One of those making a steady foray into health insurance amid a growth spurt is Catholic Health Initiatives, the giant faith-based network of 105 hospitals in 19 states. CHI is selling Medicare Advantage plans in six states and employee and individual exchange plans in Arkansas. Despite its size, the health system is being "thoughtful of where we want to offer insurance products," said Juan Serrano, Catholic Health Initiatives' national senior vice president of payer strategy and operations.

So far, CHI's health plans count about 160,000 members, including 22,000 CHI employees. "We want to make sure we're being successful as a network player and that we do have a differentiated value proposition," said Serrano, noting that CHI features as the flagship network in a number of exchange plans.

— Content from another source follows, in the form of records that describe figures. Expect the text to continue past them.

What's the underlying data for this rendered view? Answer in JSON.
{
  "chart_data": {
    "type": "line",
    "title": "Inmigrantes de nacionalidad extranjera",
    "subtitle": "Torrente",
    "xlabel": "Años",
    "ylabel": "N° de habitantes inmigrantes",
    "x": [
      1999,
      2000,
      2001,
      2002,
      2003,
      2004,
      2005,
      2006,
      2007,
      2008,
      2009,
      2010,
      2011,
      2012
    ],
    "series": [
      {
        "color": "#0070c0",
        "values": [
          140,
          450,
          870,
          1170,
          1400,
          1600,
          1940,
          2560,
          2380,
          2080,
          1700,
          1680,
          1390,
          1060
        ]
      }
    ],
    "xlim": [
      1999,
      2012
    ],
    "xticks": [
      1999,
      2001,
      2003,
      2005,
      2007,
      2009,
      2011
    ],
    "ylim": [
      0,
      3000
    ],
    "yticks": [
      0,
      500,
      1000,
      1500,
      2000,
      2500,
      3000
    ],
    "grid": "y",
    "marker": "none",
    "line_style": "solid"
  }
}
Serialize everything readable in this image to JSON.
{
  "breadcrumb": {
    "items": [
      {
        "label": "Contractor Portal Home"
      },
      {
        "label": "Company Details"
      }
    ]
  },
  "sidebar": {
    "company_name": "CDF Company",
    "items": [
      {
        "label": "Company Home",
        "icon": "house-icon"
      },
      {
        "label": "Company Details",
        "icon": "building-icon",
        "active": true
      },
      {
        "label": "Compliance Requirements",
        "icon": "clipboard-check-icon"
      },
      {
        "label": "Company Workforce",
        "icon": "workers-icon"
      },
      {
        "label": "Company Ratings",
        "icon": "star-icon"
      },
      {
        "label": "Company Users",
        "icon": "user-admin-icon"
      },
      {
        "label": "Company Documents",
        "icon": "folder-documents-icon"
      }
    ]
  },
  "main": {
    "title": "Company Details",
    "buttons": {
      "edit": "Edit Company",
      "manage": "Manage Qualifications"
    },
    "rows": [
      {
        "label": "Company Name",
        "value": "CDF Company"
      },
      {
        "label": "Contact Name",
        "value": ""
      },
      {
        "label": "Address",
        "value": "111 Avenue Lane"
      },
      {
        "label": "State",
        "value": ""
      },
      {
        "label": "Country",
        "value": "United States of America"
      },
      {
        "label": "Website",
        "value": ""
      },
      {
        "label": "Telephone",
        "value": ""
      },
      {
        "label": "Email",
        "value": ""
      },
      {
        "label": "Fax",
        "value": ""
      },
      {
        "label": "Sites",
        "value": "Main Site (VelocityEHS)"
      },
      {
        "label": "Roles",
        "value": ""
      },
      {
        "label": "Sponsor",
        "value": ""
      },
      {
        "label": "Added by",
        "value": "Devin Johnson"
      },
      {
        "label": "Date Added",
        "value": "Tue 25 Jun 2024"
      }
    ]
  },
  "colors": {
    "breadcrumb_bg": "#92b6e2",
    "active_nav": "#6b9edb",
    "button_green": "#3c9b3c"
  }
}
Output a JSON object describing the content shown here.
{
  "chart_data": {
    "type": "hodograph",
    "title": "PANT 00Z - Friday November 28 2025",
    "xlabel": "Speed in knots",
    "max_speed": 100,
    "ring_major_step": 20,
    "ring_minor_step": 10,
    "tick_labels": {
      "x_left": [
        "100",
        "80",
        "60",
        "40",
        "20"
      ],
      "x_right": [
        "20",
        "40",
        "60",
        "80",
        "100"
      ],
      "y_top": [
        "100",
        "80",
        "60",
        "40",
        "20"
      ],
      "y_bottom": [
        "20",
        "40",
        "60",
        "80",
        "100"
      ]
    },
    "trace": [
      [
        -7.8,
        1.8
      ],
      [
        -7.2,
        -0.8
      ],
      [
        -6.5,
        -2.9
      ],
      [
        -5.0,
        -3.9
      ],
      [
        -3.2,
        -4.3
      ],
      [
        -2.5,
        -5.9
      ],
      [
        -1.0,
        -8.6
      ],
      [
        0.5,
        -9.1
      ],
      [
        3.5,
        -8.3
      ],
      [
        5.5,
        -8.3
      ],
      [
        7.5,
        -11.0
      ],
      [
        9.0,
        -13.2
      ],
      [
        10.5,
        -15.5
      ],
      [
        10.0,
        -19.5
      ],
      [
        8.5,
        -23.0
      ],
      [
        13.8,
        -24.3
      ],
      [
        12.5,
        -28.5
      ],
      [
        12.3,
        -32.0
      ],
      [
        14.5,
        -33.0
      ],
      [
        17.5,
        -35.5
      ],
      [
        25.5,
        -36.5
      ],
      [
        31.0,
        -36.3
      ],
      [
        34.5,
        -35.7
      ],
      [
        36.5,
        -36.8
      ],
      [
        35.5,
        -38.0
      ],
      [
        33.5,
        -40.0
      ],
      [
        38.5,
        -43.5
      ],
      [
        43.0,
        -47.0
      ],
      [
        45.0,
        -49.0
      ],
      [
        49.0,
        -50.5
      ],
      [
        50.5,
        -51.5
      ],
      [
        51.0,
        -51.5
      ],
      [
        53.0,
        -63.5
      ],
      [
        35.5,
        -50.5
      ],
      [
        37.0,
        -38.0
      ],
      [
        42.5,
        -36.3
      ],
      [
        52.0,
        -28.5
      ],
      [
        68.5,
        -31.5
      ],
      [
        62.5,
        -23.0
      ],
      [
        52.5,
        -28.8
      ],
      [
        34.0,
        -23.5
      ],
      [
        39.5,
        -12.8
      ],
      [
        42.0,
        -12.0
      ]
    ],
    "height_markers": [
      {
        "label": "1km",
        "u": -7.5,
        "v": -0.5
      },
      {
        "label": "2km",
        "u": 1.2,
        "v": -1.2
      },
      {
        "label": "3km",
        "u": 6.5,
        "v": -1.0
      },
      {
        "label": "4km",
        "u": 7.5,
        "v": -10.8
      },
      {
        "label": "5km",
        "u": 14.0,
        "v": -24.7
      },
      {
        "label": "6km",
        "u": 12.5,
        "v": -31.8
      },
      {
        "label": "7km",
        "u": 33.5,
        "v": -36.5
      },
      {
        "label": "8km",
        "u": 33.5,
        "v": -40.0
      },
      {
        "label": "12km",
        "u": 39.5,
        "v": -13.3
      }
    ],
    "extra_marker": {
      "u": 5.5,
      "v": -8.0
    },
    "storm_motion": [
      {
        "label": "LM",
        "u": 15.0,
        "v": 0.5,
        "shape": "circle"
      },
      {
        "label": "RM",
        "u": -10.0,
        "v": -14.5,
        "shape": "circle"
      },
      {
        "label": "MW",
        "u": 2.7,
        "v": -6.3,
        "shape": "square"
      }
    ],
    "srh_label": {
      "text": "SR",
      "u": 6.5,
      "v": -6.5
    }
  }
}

In some markets, CHI may indeed be competing with other insurers, and could fray some short-term relationships. "But when we've spoken with UnitedHealth Group or Aetna," the message is that CHI sponsoring its own plans "means is that we're going to become a better and better health system partner for you," Serrano said.

That strategy echoes the long view of Deloitte's Copeland: that provider-sponsored plans will grow and actually be good for large national insurers, if at the same time garnering membership from the local dominant Blue Cross and Blue Shield plans. "On the far end of the spectrum, the provider should have an operating model that is much better than average and should be very competitive and for the rest of the business they have to take care of, those not in their health plan," he said. "They'll have a good value proposition to other payers."